By Sara Cowan, Humanitarian Campaign Manager, Oxfam GB
Three months ago, Mozambique was hit by two unusually powerful cyclones in the space of only six weeks, creating one of the worst weather-related disasters to hit the southern hemisphere on record. According to the UN, more than 2.2 million people need urgent assistance, with more than 239,000 homes known to be destroyed or flooded.
In my day job, I work in Oxfam’s Glasgow office, but this month I have been deployed to Mozambique as the Campaign Manager for Oxfam’s humanitarian response to Cyclones Idai and Kenneth. I am based in the city of Beira in central Mozambique, an area that was devastated by Cyclone Idai.
Across from my office, there was a camp where people who have been displaced from their homes were staying, awaiting a more permanent solution. The government is resettling those unable to go home in areas safer from future disasters and flooding. Resettling is a tricky process as many new areas are bushland and communities are having to create villages from virtually nothing. If these new villages are to work for the long term, it is vital that through the process of resettling, people’s rights are respected and support is given to ensure opportunities to earn a living.
Some of the people I spoke to who have recently been re-settled have begun to cultivate the land, growing cassava and sweet potato. The cyclone forced them from their homes, but they are starting to begin new lives on land that should provide more protection from future disasters. Oxfam and our partners are distributing seeds and tools to the most vulnerable families. There is a short window to fit with the harvest season, so it is vital that families can plant now to enable them to get back on their feet.
Others, like Victoria, are still in need of urgent support. “We have nothing and nowhere to go. The cyclone destroyed our homes. Presently, I am staying in a makeshift shelter with 16 people, including my three children. It is not a good way to live”.
As those affected begin to try and recover from the devastation of the cyclones, they are facing another crisis: a food security crisis. People in the regions affected faced extreme poverty before the cyclones, and the disaster has compounded what was already a growing problem.
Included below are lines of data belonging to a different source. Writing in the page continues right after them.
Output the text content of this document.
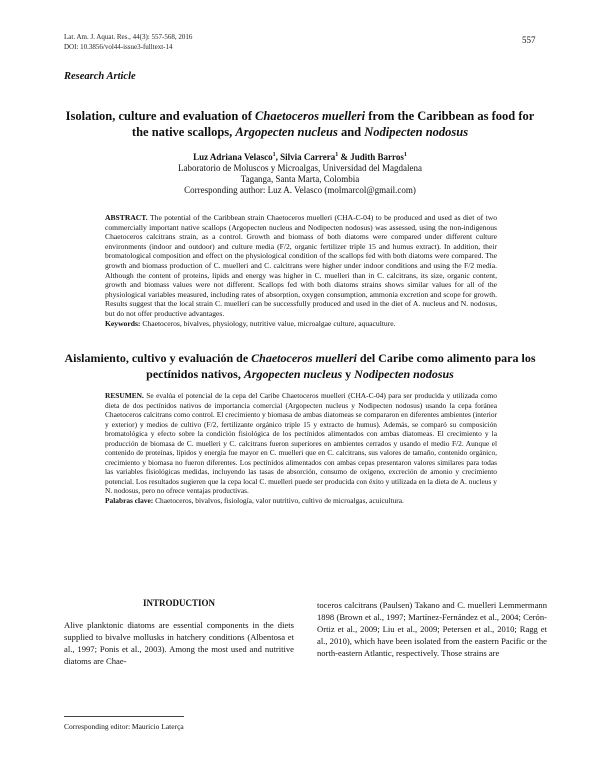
Lat. Am. J. Aquat. Res., 44(3): 557-568, 2016
DOI: 10.3856/vol44-issue3-fulltext-14
557
Research Article
Isolation, culture and evaluation of Chaetoceros muelleri from the Caribbean as food for the native scallops, Argopecten nucleus and Nodipecten nodosus
Luz Adriana Velasco$^1$, Silvia Carrera$^1$ & Judith Barros$^1$
Laboratorio de Moluscos y Microalgas, Universidad del Magdalena
Taganga, Santa Marta, Colombia
Corresponding author: Luz A. Velasco (molmarcol@gmail.com)
ABSTRACT. The potential of the Caribbean strain Chaetoceros muelleri (CHA-C-04) to be produced and used as diet of two commercially important native scallops (Argopecten nucleus and Nodipecten nodosus) was assessed, using the non-indigenous Chaetoceros calcitrans strain, as a control. Growth and biomass of both diatoms were compared under different culture environments (indoor and outdoor) and culture media (F/2, organic fertilizer triple 15 and humus extract). In addition, their bromatological composition and effect on the physiological condition of the scallops fed with both diatoms were compared. The growth and biomass production of C. muelleri and C. calcitrans were higher under indoor conditions and using the F/2 media. Although the content of proteins, lipids and energy was higher in C. muelleri than in C. calcitrans, its size, organic content, growth and biomass values were not different. Scallops fed with both diatoms strains shows similar values for all of the physiological variables measured, including rates of absorption, oxygen consumption, ammonia excretion and scope for growth. Results suggest that the local strain C. muelleri can be successfully produced and used in the diet of A. nucleus and N. nodosus, but do not offer productive advantages.
Keywords: Chaetoceros, bivalves, physiology, nutritive value, microalgae culture, aquaculture.
Aislamiento, cultivo y evaluación de Chaetoceros muelleri del Caribe como alimento para los pectínidos nativos, Argopecten nucleus y Nodipecten nodosus
RESUMEN. Se evalúa el potencial de la cepa del Caribe Chaetoceros muelleri (CHA-C-04) para ser producida y utilizada como dieta de dos pectínidos nativos de importancia comercial (Argopecten nucleus y Nodipecten nodosus) usando la cepa foránea Chaetoceros calcitrans como control. El crecimiento y biomasa de ambas diatomeas se compararon en diferentes ambientes (interior y exterior) y medios de cultivo (F/2, fertilizante orgánico triple 15 y extracto de humus). Además, se comparó su composición bromatológica y efecto sobre la condición fisiológica de los pectínidos alimentados con ambas diatomeas. El crecimiento y la producción de biomasa de C. muelleri y C. calcitrans fueron superiores en ambientes cerrados y usando el medio F/2. Aunque el contenido de proteínas, lípidos y energía fue mayor en C. muelleri que en C. calcitrans, sus valores de tamaño, contenido orgánico, crecimiento y biomasa no fueron diferentes. Los pectínidos alimentados con ambas cepas presentaron valores similares para todas las variables fisiológicas medidas, incluyendo las tasas de absorción, consumo de oxígeno, excreción de amonio y crecimiento potencial. Los resultados sugieren que la cepa local C. muelleri puede ser producida con éxito y utilizada en la dieta de A. nucleus y N. nodosus, pero no ofrece ventajas productivas.
Palabras clave: Chaetoceros, bivalvos, fisiología, valor nutritivo, cultivo de microalgas, acuicultura.
INTRODUCTION
Alive planktonic diatoms are essential components in the diets supplied to bivalve mollusks in hatchery conditions (Albentosa et al., 1997; Ponis et al., 2003). Among the most used and nutritive diatoms are Chae-
toceros calcitrans (Paulsen) Takano and C. muelleri Lemmermann 1898 (Brown et al., 1997; Martínez-Fernández et al., 2004; Cerón-Ortiz et al., 2009; Liu et al., 2009; Petersen et al., 2010; Ragg et al., 2010), which have been isolated from the eastern Pacific or the north-eastern Atlantic, respectively. Those strains are
Corresponding editor: Mauricio Laterça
Those who were on the edge of a food crisis have seen their resilience weakened and their harvest lost. For example, most female headed households relied on subsistence farming before the cyclones, and the loss of crops and land is pushing many into extreme poverty. People desperately need emergency food assistance to rebuild their lives and avert a further disaster.
Before the cyclones struck, those living in Mozambique were already adapting to cope with the harsh reality of a changing climate. Rising global temperatures mean more erratic weather patterns. Mozambique has been on the frontline of climate change as drought, floods and disaster have repeatedly struck over the past two years.
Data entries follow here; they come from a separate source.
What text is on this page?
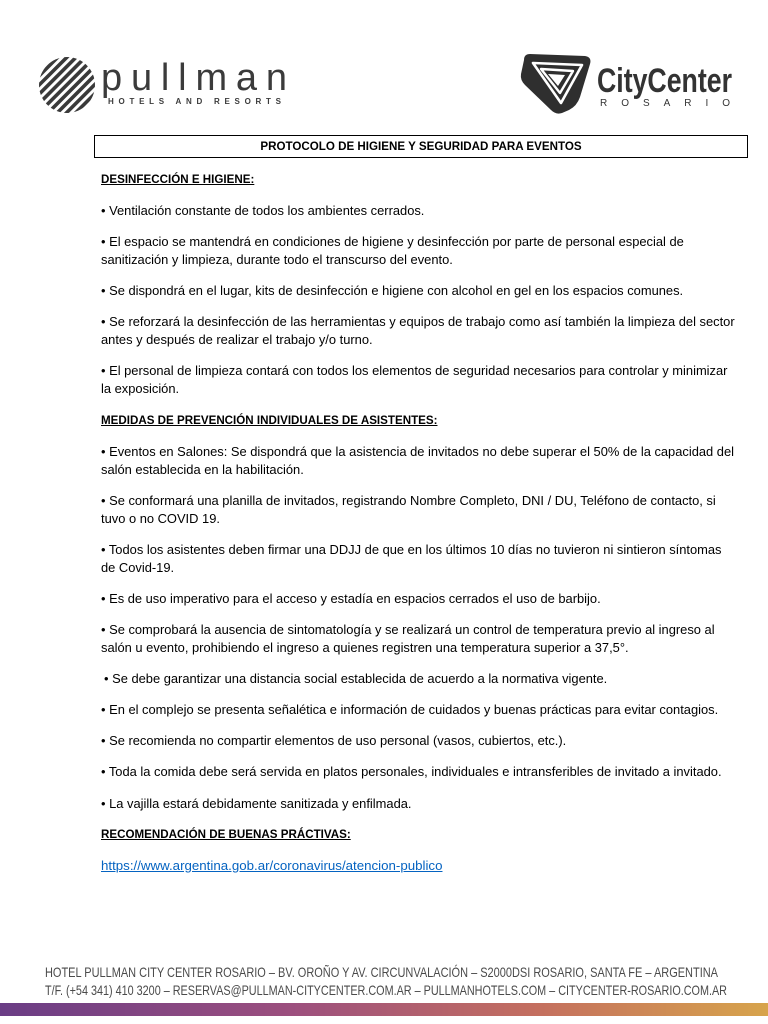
pullman
HOTELS AND RESORTS
CityCenter
ROSARIO
PROTOCOLO DE HIGIENE Y SEGURIDAD PARA EVENTOS
DESINFECCIÓN E HIGIENE:
• Ventilación constante de todos los ambientes cerrados.
• El espacio se mantendrá en condiciones de higiene y desinfección por parte de personal especial de
sanitización y limpieza, durante todo el transcurso del evento.
• Se dispondrá en el lugar, kits de desinfección e higiene con alcohol en gel en los espacios comunes.
• Se reforzará la desinfección de las herramientas y equipos de trabajo como así también la limpieza del sector
antes y después de realizar el trabajo y/o turno.
• El personal de limpieza contará con todos los elementos de seguridad necesarios para controlar y minimizar
la exposición.
MEDIDAS DE PREVENCIÓN INDIVIDUALES DE ASISTENTES:
• Eventos en Salones: Se dispondrá que la asistencia de invitados no debe superar el 50% de la capacidad del
salón establecida en la habilitación.
• Se conformará una planilla de invitados, registrando Nombre Completo, DNI / DU, Teléfono de contacto, si
tuvo o no COVID 19.
• Todos los asistentes deben firmar una DDJJ de que en los últimos 10 días no tuvieron ni sintieron síntomas
de Covid-19.
• Es de uso imperativo para el acceso y estadía en espacios cerrados el uso de barbijo.
• Se comprobará la ausencia de sintomatología y se realizará un control de temperatura previo al ingreso al
salón u evento, prohibiendo el ingreso a quienes registren una temperatura superior a 37,5°.
• Se debe garantizar una distancia social establecida de acuerdo a la normativa vigente.
• En el complejo se presenta señalética e información de cuidados y buenas prácticas para evitar contagios.
• Se recomienda no compartir elementos de uso personal (vasos, cubiertos, etc.).
• Toda la comida debe será servida en platos personales, individuales e intransferibles de invitado a invitado.
• La vajilla estará debidamente sanitizada y enfilmada.
RECOMENDACIÓN DE BUENAS PRÁCTIVAS:
https://www.argentina.gob.ar/coronavirus/atencion-publico
HOTEL PULLMAN CITY CENTER ROSARIO – BV. OROÑO Y AV. CIRCUNVALACIÓN – S2000DSI ROSARIO, SANTA FE – ARGENTINA
T/F. (+54 341) 410 3200 – RESERVAS@PULLMAN-CITYCENTER.COM.AR – PULLMANHOTELS.COM – CITYCENTER-ROSARIO.COM.AR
The human cost of the cyclones in Mozambique is a deadly warning of what the world can expect if we are too slow to reduce emissions and if we fail to support vulnerable countries to become more resilient. Half the population of Mozambique, over 15 million people, are currently susceptible to climate related shocks. It is overwhelmingly the poorest who are worst affected by extreme weather because they have the least resources to respond.
In other countries, Oxfam is working with partners to address this vulnerability. We are constructing cyclone shelters, installing extensive and diverse early warning systems, building safer homes, and helping farmers to transition to drought and flood tolerant crops. But responding to extreme weather disasters, like cyclones, diverts resources from existing development work, putting the most vulnerable at risk.
I know how easy it is to read about these emergencies in a newspaper tens of thousands of miles away and feel helpless. While we now talk about a “climate emergency”, the effects on Glasgow are vastly different to that of already vulnerable communities around the world. We need to stand in solidarity and action with the poorest people whose lives have been torn apart by a climate emergency they did little to cause.
Often it is more straightforward to focus on problems we can see on our doorsteps, but the growing number and severity of climate related shocks in countries like Mozambique must prompt us to rethink how we respond to the climate emergency. Cyclones like Idai and Kenneth are deadly warnings of what the whole world can expect unless we act today to slash our emissions: and that needs to happen more in Bearsden than Beira.